Draw samples from the prior distribution.

Parameters:
  • t(ntest, ) or (ntest, ndim) (optional) The coordinates where the model should be sampled. If no coordinates are given, the precomputed coordinates and factorization are used.

  • size – (optional) The number of samples to draw. (default: 1)

Returns samples (size, ntest), a list of predictions at coordinates given by t. If size == 1, the result is a single sample with shape (ntest,).

sample_conditional(y, t, size=1)#

Draw samples from the predictive conditional distribution. You must call GP.compute() before this function.

Parameters:
  • y(nsamples, ) The observations to condition the model on.

  • t(ntest, ) or (ntest, ndim) The coordinates where the predictive distribution should be computed.

  • size – (optional) The number of samples to draw. (default: 1)

Returns samples (size, ntest), a list of predictions at coordinates given by t.

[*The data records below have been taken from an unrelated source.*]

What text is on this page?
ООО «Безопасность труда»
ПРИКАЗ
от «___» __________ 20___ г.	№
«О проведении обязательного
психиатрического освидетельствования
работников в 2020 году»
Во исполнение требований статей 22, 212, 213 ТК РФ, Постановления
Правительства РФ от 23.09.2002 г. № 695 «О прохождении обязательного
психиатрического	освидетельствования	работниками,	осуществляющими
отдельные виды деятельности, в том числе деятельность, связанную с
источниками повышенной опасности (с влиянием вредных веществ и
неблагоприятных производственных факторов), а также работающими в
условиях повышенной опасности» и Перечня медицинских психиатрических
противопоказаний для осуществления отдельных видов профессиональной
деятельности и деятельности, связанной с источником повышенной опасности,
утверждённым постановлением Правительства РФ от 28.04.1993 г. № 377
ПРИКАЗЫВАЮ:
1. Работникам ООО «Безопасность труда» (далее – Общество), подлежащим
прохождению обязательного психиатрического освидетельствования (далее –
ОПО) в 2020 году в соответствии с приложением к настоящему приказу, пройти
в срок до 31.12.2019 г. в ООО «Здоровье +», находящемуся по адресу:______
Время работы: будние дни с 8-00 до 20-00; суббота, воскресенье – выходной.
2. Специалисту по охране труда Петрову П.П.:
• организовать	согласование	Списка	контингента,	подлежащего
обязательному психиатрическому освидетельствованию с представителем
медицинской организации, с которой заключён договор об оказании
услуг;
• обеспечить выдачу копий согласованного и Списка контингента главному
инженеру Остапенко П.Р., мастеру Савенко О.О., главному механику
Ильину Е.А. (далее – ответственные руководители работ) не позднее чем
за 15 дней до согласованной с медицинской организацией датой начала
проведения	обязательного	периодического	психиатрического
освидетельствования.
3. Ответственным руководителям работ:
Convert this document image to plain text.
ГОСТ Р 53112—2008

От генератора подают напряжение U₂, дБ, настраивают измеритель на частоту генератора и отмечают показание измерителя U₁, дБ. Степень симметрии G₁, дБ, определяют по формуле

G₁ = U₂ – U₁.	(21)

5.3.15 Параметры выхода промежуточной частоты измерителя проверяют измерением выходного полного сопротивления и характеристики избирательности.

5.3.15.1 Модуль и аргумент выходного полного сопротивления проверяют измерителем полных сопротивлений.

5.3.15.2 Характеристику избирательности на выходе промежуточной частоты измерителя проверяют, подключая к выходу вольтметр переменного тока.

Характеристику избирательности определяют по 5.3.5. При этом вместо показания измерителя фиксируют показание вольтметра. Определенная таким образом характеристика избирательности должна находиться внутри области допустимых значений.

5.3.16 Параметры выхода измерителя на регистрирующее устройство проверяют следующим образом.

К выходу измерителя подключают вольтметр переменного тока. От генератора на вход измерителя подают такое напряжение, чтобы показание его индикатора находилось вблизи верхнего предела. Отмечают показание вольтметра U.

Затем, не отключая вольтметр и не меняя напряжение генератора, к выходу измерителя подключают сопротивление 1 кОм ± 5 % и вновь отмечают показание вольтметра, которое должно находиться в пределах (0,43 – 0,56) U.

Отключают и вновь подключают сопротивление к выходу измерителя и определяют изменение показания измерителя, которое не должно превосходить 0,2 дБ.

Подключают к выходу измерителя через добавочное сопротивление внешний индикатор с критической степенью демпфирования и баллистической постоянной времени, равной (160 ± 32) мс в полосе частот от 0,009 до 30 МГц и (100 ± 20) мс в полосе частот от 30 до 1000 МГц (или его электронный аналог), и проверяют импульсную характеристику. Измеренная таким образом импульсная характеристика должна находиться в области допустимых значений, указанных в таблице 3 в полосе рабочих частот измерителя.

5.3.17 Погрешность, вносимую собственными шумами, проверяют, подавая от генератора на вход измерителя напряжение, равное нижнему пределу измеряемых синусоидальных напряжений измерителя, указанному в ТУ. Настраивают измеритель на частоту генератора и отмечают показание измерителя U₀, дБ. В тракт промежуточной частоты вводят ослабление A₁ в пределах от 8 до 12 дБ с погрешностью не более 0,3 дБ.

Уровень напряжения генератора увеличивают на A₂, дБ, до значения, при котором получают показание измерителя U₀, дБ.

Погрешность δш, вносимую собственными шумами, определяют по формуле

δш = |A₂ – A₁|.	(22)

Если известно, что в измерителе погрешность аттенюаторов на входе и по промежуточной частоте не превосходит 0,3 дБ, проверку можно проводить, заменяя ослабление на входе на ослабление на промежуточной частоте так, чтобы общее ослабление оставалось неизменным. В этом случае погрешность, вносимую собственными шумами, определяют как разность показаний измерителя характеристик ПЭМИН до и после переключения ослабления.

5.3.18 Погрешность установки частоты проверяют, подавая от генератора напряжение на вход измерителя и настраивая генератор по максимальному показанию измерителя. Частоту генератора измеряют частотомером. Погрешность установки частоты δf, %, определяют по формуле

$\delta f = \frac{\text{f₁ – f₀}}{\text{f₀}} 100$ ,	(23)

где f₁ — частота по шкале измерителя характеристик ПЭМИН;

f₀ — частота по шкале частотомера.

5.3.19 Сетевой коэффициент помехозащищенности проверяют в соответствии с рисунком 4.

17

set_parameter(name, value)#

Set a parameter value by name

Parameters:
  • name – The name of the parameter

  • value (float) – The new value for the parameter

set_parameter_vector(vector, include_frozen=False)#

Set the parameter values to the given vector

Parameters:
  • vector (array[vector_size] or array[full_size]) – The target parameter vector. This must be in the same order as parameter_names and it should only include frozen parameters if include_frozen is True.

  • include_frozen (Optional[bool]) – Should the frozen parameters be included in the returned value? (default: False)

thaw_all_parameters()#

Thaw all parameters of the model

thaw_parameter(name)#

Thaw a parameter by name

Parameters:

name – The name of the parameter

property vector_size#

The number of active (or unfrozen) parameters

property white_noise#

An object (following the modeling protocol) that specifies the natural logarithm of the white noise variance added to the diagonal of the covariance matrix. You can safely set this to a scalar, a callable, or an instance of a class satisfying the modeling protocol. In each case, it will be evaluated (either by calling the function or evaluating the get_value() method) at the input coordinates and it should return the one-dimensional log-variance evaluated at these coordinates.

This functionality is preferred to the WhiteKernel class provided by earlier versions of this module.